Louisiana Superintendent of Education John White recently went through a rough patch for hiring a public relations strategist to a four-month contract at $12,000 per month.
He was roundly blasted as extravagant in editorials, on blogs and talk radio.
Ken Romero, a host at KPEL 96.5 FM in Lafayette, demanded an explanation for why White needed a public relations specialist when he already had a press secretary who sends “out volumes of press releases telling where he’ll be and what he will say.”
White ignored repeated requests for comment prior to the story breaking in The Advocate two weeks ago. Last week, White finally discussed his thinking.

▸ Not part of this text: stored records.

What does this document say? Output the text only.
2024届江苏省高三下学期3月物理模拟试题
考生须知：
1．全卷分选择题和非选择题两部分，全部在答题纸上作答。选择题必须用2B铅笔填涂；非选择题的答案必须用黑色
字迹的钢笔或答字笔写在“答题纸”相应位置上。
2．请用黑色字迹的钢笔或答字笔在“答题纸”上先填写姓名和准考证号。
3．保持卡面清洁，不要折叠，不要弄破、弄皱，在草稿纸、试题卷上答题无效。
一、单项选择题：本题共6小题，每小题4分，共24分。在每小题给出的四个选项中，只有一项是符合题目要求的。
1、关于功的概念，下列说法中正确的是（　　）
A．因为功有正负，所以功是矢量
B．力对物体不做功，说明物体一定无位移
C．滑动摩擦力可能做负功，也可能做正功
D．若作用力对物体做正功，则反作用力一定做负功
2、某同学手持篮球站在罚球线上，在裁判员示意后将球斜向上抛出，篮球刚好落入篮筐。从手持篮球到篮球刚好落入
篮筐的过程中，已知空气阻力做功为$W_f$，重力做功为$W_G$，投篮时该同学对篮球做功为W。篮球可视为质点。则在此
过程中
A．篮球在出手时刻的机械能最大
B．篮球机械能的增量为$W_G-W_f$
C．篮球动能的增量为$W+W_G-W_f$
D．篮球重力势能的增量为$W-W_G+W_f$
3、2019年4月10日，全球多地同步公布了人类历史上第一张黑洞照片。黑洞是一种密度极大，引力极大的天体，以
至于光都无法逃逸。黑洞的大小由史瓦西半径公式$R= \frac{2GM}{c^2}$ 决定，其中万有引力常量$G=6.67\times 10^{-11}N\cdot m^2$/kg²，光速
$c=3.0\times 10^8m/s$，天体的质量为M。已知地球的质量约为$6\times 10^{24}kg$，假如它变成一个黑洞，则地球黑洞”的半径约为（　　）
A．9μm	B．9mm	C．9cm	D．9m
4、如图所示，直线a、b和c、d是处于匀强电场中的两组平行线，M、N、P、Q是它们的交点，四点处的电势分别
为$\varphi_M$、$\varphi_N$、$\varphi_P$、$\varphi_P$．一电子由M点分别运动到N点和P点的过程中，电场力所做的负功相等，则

“I brought some statistics because this is a topic of particular interest to me over the last couple days,” White said with a chuckle.
He said that under his watch the office handling “communications” dropped from 11 members to 10 and the pay declined from $411,000 to $290,000. He ticked off figures, such as averaging 1,700 calls per week, which peaked to an average of 3,000 after the announcement of the “scholarships” program. He said his communications department received 25 inquiries on average from reporters each week, made 96 press announcements and served a massive group of parents, teachers, administrators and students.
“I certainly understand the suspicion that communications is intermingled with politics, not with policy,” White said. “But, in our case, let me tell you that communications is in direct response to a demand that is made by our constituents to communicate” information about complex programs more effectively.
To be fair, White’s initial reluctance to address questions seems to be a trend among government administrators, politicians and elected officials.
President Barack Obama, for instance, gave a statement but took no questions during his recent visit to St. John the Baptist Parish in the aftermath of Hurricane Isaac. His opponent for re-election, former Massachusetts Gov. Mitt Romney, refuses to discuss how he plans to reduce the federal deficit while keeping tax breaks for the very rich.
At the announcement of a project in Baton Rouge two weeks ago, a member of Gov. Bobby Jindal’s entourage asked members of the media what they wanted to ask, then shut down the press conference after five questions.
Political consultant Roy Fletcher says more and more, politicians tend to stick to simple messages and duck questions. The fear is they will lose control of their narrative, the image they want to present.
Speaking plainly, in short, does not win votes, he said.
“Is that the politicians’ fault or is that people’s fault?” Fletcher asked.
Can you blame politicians for choosing a particular synonym, he asked. The program that gives taxpayer dollars to some students to help pay for private schools polls well when called “scholarships,” but faces much more opposition when called “vouchers,” he said.
“What word do you think they’ll use?” Fletcher asked.
Social media and the Internet also play a role by allowing candidates and officials to communicate directly with supporters without the diversion of pesky inquiries.
Fletcher’s sidekick on “Campaigns and Candidates,” which airs Wednesdays on Talk 107.3 FM in Baton Rouge, is state Sen. Dan Claitor, R-Baton Rouge, who says lawmakers, too, often avoid asking questions during legislative debate.
“We just want to push our button green,” Claitor said about how many of the issues that pass before the Louisiana Legislature.
Part of the reason may be fear, he said. Political opponents can — and do — take questions asked out of context to create advertising that paints the legislator, not as a thinking statesman, but as a critic of a popular position.
Fletcher says that there could be another factor, but he can’t put his finger on it. For decades now, at least since the 1960s when government officials undercounted deaths to keep public support for the Vietnam War, people have been suspicious of the nation’s institutions. The cynicism hasn’t lifted as officials, even once elected, lean on clever quips and misleading facts to foster an image rather than address pressing problems.
The Germans have a word for it: weltschmerz. The word describes the sadness a person feels when they compare the idealized world in their mind to the harshness of reality.